Il est indéniable que la grande majorité des Israéliens soutient les attaques contre Gaza, perçues comme une riposte aux roquettes tirées sur les localités de ce qu’on appelle « l’enveloppe de Gaza ». Mais elle voudrait que le jeu soit unilatéral, ce qui n’est pas le cas. Si l’on prend l’agression contre le Liban en 2006 pour exemple, on se souviendra que dès que le Hezbollah a riposté aux bombardements israéliens, l’opinion publique israélienne, d’abord favorable, a retourné sa veste : on veut bien la guerre, mais pas en payer le prix. C’est le lot des pays forts et riches : leurs capacités à prendre des coups est des plus limitées.
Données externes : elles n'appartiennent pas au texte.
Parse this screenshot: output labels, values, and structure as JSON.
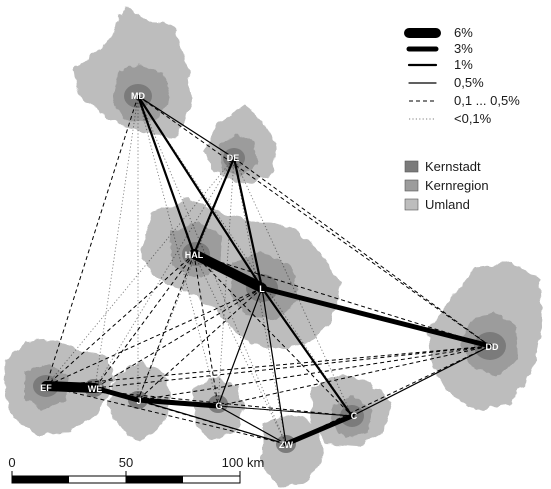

A l’inverse, les populations des pays ayant dû prendre l’habitude de se faire agresser développent des capacités de résilience souvent surprenantes.

Pour les Gazaouis, il s’agit maintenant de tenir bon quelques jours de plus, auquel cas la campagne militaire lancée par le gouvernement Netanyahou sera une nouvelle défaite de la politique d’agression israélienne.

Il reste cependant une option supplémentaire, défendue par le général de réserve (et conseiller militaire de Netanyahou) Amidror : une invasion de la Bande de Gaza avec comme objectif une occupation militaire a long terme, « comme en Cisjordanie » ajoute-t-il. En écoutant ce personnage connu pour son fanatisme et le peu de cas qu’il fait des victimes palestiniennes mais aussi israéliennes, on aurait envie de lui répondre : chiche !

Michel Warschawski

Journaliste et militant de gauche israélien, il est cofondateur et président de l’Alternative Information Center (AIC). Dernier ouvrage paru (avec Dominique Vidal) : Un autre Israël est possible, les éditions de l’Atelier, 2012.